Simplified XML Parser

BNF // Fragments
    text       = Regex("[^<>]+"),
    identifier = Regex("[_a-zA-Z][_a-zA-Z0-9]*"),
    whitespace = Regex(@"\s+");

BNF // Literals
    quoted_string = '"' > identifier > '"',
    attribute     = whitespace > identifier > '=' > quoted_string;

BNF // tags
    tag_id    = identifier.Tagged(TagId),
    open_tag  = '<' > tag_id > -attribute > '>',
    close_tag = "</" > tag_id > '>';

attribute.TagWith(Attribute);
text.TagWith(Text);
open_tag.TagWith(OpenTag).OpenScope();
close_tag.TagWith(CloseTag).CloseScope();

return Recursive(tree => -(open_tag > -(tree | text) > close_tag)).WithOptions(Options.None);

Full spec JSON parser

From https://www.json.org/json-en.html

var value = Forward();

BNF // Basic components
    ws = AnyWhiteSpace;

BNF // Strings
    unicodeEsc    = 'u' > AnyCharacterInRanges(('0', '9'), ('a', 'f'), ('A', 'F')).Repeat(4),
    escape        = OneOf('"', '\\', '/', 'b', 'f', 'n', 'r', 't') | unicodeEsc,
    character     = AnyCharacterNotInRanges('"', '\\') | ('\\' > escape),
    characters    = -character,
    quoted_string = '"' > characters > '"';

BNF // Elements of arrays
    element  = ws > value > ws,
    elements = element % ',';

BNF // Members of objects
    member_key = quoted_string.Copy(),
    member     = ws > member_key > ws > ':' > element,
    members    = member % ',';

BNF // Objects
    object_enter = '{',
    object_leave = '}',
    object_block = object_enter > (ws | members) > object_leave;

BNF // Arrays
    array_enter = '[',
    array_leave = ']',
    array_block = array_enter > elements > array_leave;

BNF number = FractionalDecimal(groupMark: "", decimalMark: "."); // this is slightly out of spec, as it allows "01234" or "+1234"
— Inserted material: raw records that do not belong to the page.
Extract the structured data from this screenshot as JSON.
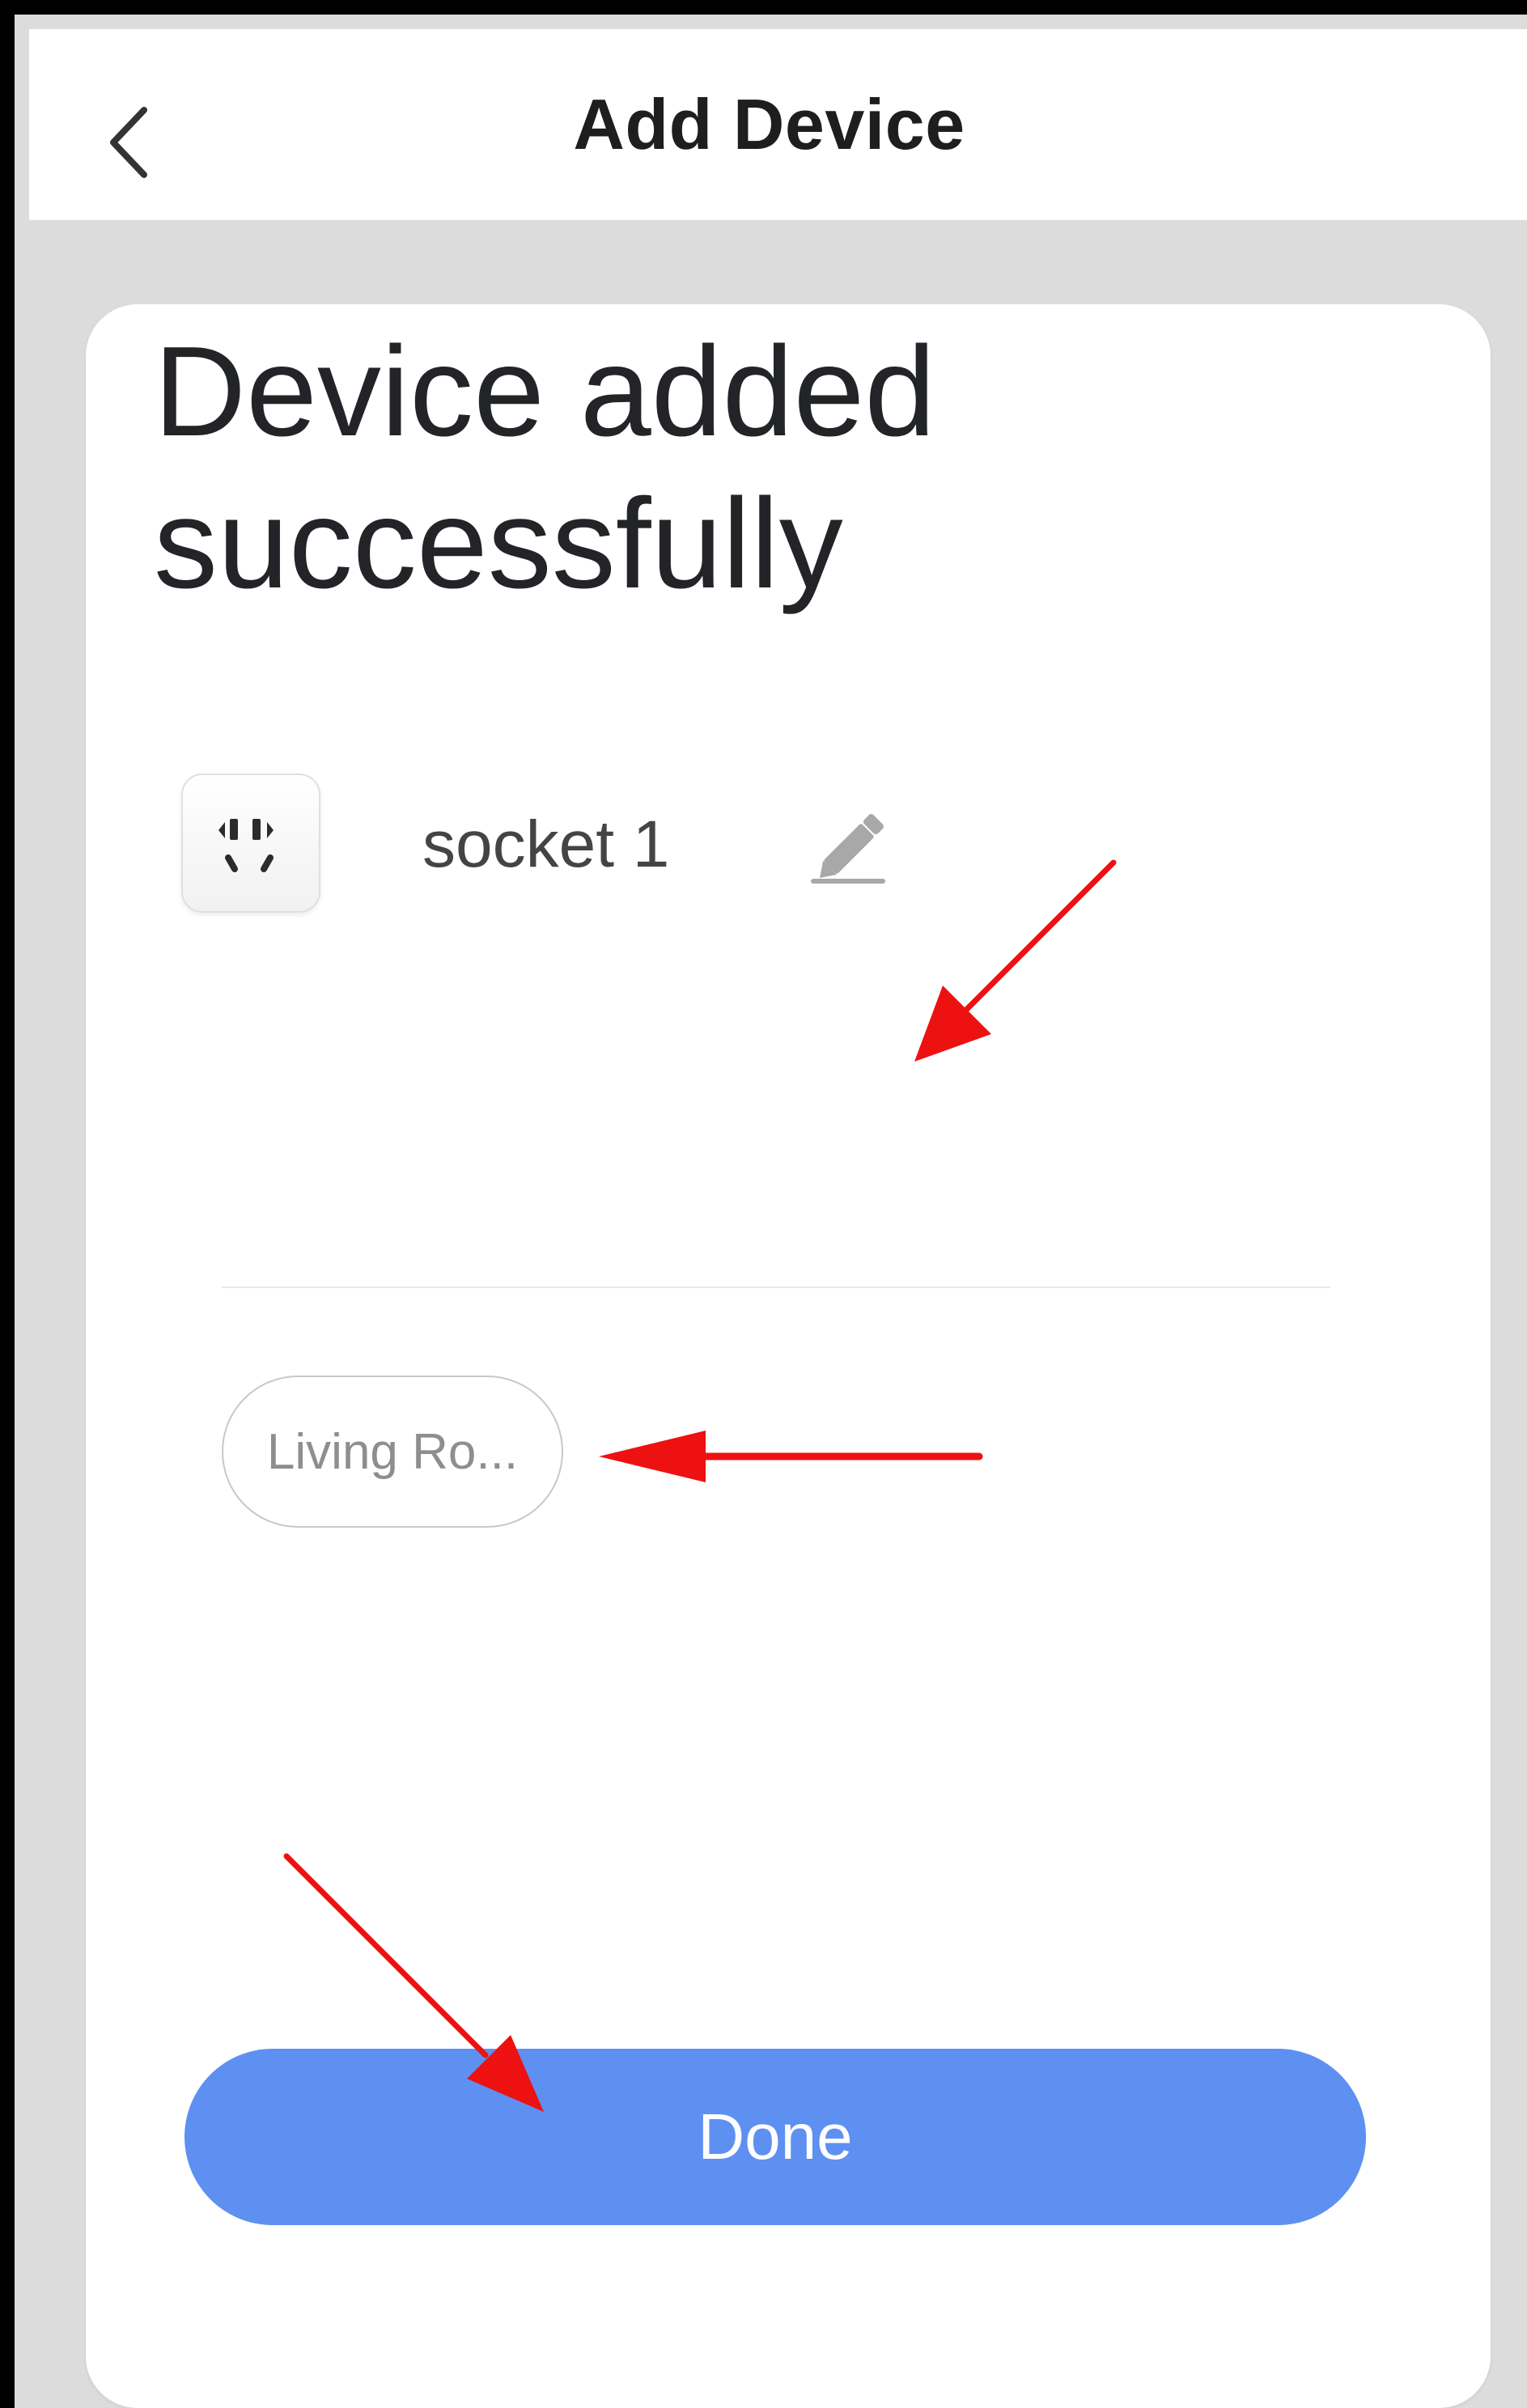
{
  "header": {
    "title": "Add Device",
    "back_icon": "chevron-left-icon"
  },
  "card": {
    "success_message": "Device added successfully",
    "device": {
      "name": "socket 1",
      "icon": "power-socket-icon",
      "edit_icon": "pencil-icon"
    },
    "room_chip": {
      "label": "Living Ro..."
    },
    "done_label": "Done"
  },
  "colors": {
    "background": "#dcdcdc",
    "card": "#ffffff",
    "primary_button": "#5e90f2",
    "title_text": "#222428",
    "annotation_arrow": "#ee1111"
  }
}
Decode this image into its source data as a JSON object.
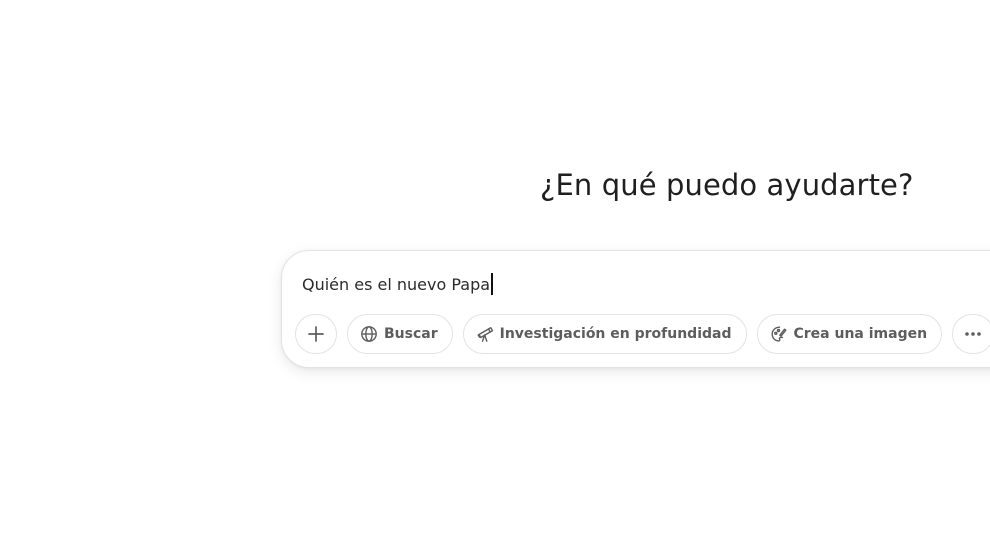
{
  "main": {
    "heading": "¿En qué puedo ayudarte?"
  },
  "composer": {
    "input_value": "Quién es el nuevo Papa",
    "tools": {
      "add_icon": "plus-icon",
      "search_label": "Buscar",
      "search_icon": "globe-icon",
      "research_label": "Investigación en profundidad",
      "research_icon": "telescope-icon",
      "image_label": "Crea una imagen",
      "image_icon": "palette-icon",
      "more_icon": "more-horizontal-icon"
    }
  },
  "colors": {
    "background": "#ffffff",
    "text": "#1f1f1f",
    "pill_border": "#e3e3e3",
    "pill_text": "#5d5d5d"
  }
}
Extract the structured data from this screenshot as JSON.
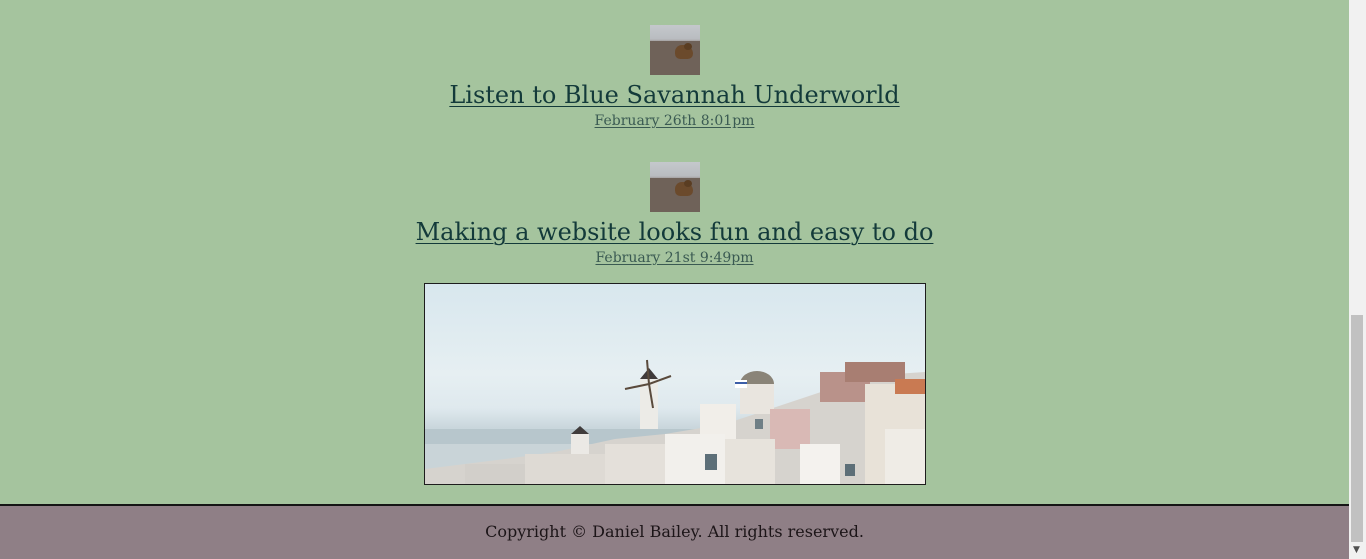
{
  "posts": [
    {
      "title": "Listen to Blue Savannah Underworld",
      "date": "February 26th 8:01pm",
      "thumbnail_icon": "marmot-photo"
    },
    {
      "title": "Making a website looks fun and easy to do",
      "date": "February 21st 9:49pm",
      "thumbnail_icon": "marmot-photo"
    }
  ],
  "hero_image": {
    "icon": "santorini-village-photo"
  },
  "footer": {
    "copyright": "Copyright © Daniel Bailey. All rights reserved."
  },
  "colors": {
    "page_background": "#a5c49e",
    "footer_background": "#8f7f86",
    "link_color": "#133a3a"
  }
}
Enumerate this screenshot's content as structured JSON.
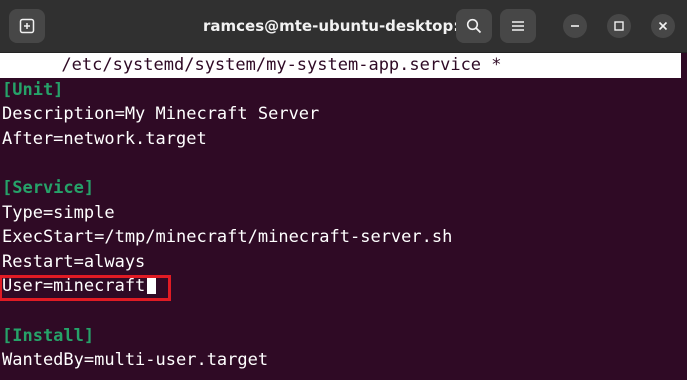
{
  "window": {
    "title": "ramces@mte-ubuntu-desktop: ~"
  },
  "editor": {
    "header": "      /etc/systemd/system/my-system-app.service *",
    "lines": [
      "[Unit]",
      "Description=My Minecraft Server",
      "After=network.target",
      "",
      "[Service]",
      "Type=simple",
      "ExecStart=/tmp/minecraft/minecraft-server.sh",
      "Restart=always",
      "User=minecraft",
      "",
      "[Install]",
      "WantedBy=multi-user.target"
    ]
  },
  "icons": {
    "new_tab": "new-tab-icon",
    "search": "search-icon",
    "menu": "hamburger-menu-icon",
    "minimize": "minimize-icon",
    "maximize": "maximize-icon",
    "close": "close-icon"
  },
  "colors": {
    "background": "#2f0a25",
    "section_header": "#26a269",
    "highlight_border": "#e01b24",
    "titlebar": "#303030"
  }
}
BNF primitive = quoted_string | number | "true" | "false" | "null";

value.Is(object_block | array_block | primitive);


array_enter.OpenScope().TagWith("array");
array_leave.CloseScope();

object_enter.OpenScope().TagWith("object");
object_leave.CloseScope();

member_key.TagWith("key");
primitive.TagWith("value");

return element.WithOptions(Options.None);